Rossana Stella Oliva Braghini - Psicanalista
O que fazer com aquele sentimento de perda e nostalgia que invade a alma, que nos traz a certeza que se tivéssemos vivido em outro tempo teria sido mais fácil a nossa existência? Que teríamos sido mais felizes e realizados? Que a pressa não atropelaria nosso tempo subjetivo e mentes criativas e gentis nos rodeariam, acompanhadas de champanhe, delicadeza e bom gosto? Que tempo mítico é esse que habita em cada um de nós? Essa é uma das questões fundamentais levantadas por Woody Allen em "Meia Noite em Paris", cuja fotografia e música nos envolvem, desde o início, num clima de nostalgia ímpar. Quero assinalar que a resposta que Allen indica para a questão é bem ao gosto psicanalítico. E, aliás, não é uma resposta, é uma interpretação que usa quem quer, como puder.

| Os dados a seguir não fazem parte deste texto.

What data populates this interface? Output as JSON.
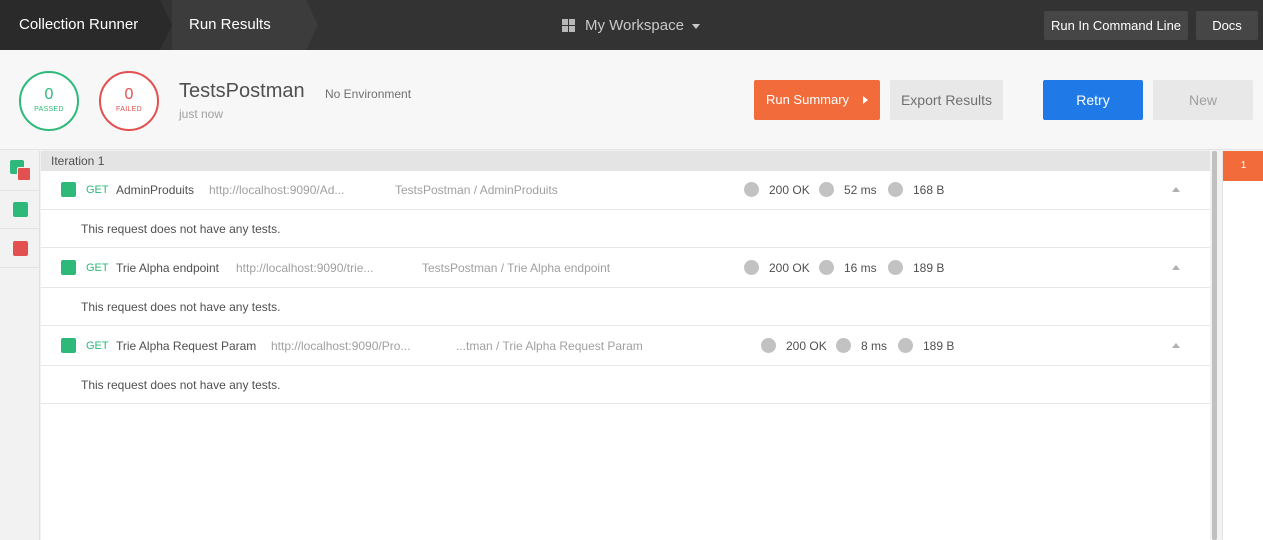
{
  "topbar": {
    "crumb1": "Collection Runner",
    "crumb2": "Run Results",
    "workspace": "My Workspace",
    "cli_label": "Run In Command Line",
    "docs_label": "Docs"
  },
  "summary": {
    "passed_count": "0",
    "passed_label": "PASSED",
    "failed_count": "0",
    "failed_label": "FAILED",
    "collection_name": "TestsPostman",
    "environment": "No Environment",
    "time": "just now",
    "run_summary_label": "Run Summary",
    "export_label": "Export Results",
    "retry_label": "Retry",
    "new_label": "New"
  },
  "colors": {
    "pass": "#2eb87a",
    "fail": "#e2504f",
    "accent": "#f26b3a",
    "primary": "#1f7ae8"
  },
  "iteration": {
    "label": "Iteration 1",
    "tab_number": "1"
  },
  "requests": [
    {
      "method": "GET",
      "name": "AdminProduits",
      "url": "http://localhost:9090/Ad...",
      "path": "TestsPostman / AdminProduits",
      "status": "200 OK",
      "time": "52 ms",
      "size": "168 B",
      "note": "This request does not have any tests."
    },
    {
      "method": "GET",
      "name": "Trie Alpha endpoint",
      "url": "http://localhost:9090/trie...",
      "path": "TestsPostman / Trie Alpha endpoint",
      "status": "200 OK",
      "time": "16 ms",
      "size": "189 B",
      "note": "This request does not have any tests."
    },
    {
      "method": "GET",
      "name": "Trie Alpha Request Param",
      "url": "http://localhost:9090/Pro...",
      "path": "...tman / Trie Alpha Request Param",
      "status": "200 OK",
      "time": "8 ms",
      "size": "189 B",
      "note": "This request does not have any tests."
    }
  ]
}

E falando em interpretação, o diretor surpreende pela simplicidade e lucidez com que marca um contraste genial de dois personagens, melhor dizendo, entre duas posturas de vida que eles carregam. Um é o exemplo típico do acúmulo de conhecimento verborrágico, estéril e inútil, que está na boca do Pedante. O outro, nosso herói, ao sofrer de uma insatisfação aguda em sua vida, ousa se perder nas ruas de Paris para viver um outro tempo (psíquico?), em que vai se apropriando de um saber sobre si que lhe permite começar a levar a vida muito mais perto daquilo que efetivamente o realiza, sem precisar de uma outra época para viver mais plenamente.

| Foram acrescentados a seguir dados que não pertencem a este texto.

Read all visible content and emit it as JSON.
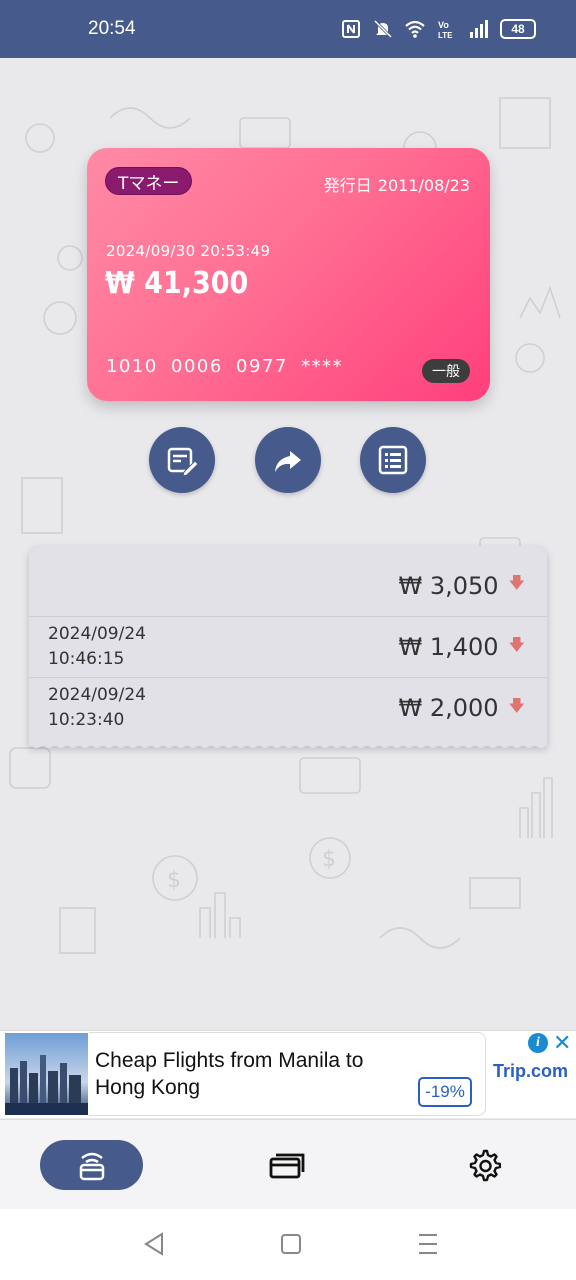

É muito lindo o caminho do nosso mocinho, posto que é muito semelhante ao trabalho analítico, quando o analisante ousa se perder pelos caminhos de sua mente para, se tudo correr bem , sua aposta abrir-lhe novas possibilidades.
Um outro ponto tocante é relativo ao amor. As diferenças existem e podem ser motivo de ampliação de visão de mundo de cada um ou não. Um gosta de Beatles e outro de Elvis, tudo bem. Mas mais importante do que as preferências individuais, é ter alguém que consiga testemunhar, reconhecer e respeitar o que para nós é importante.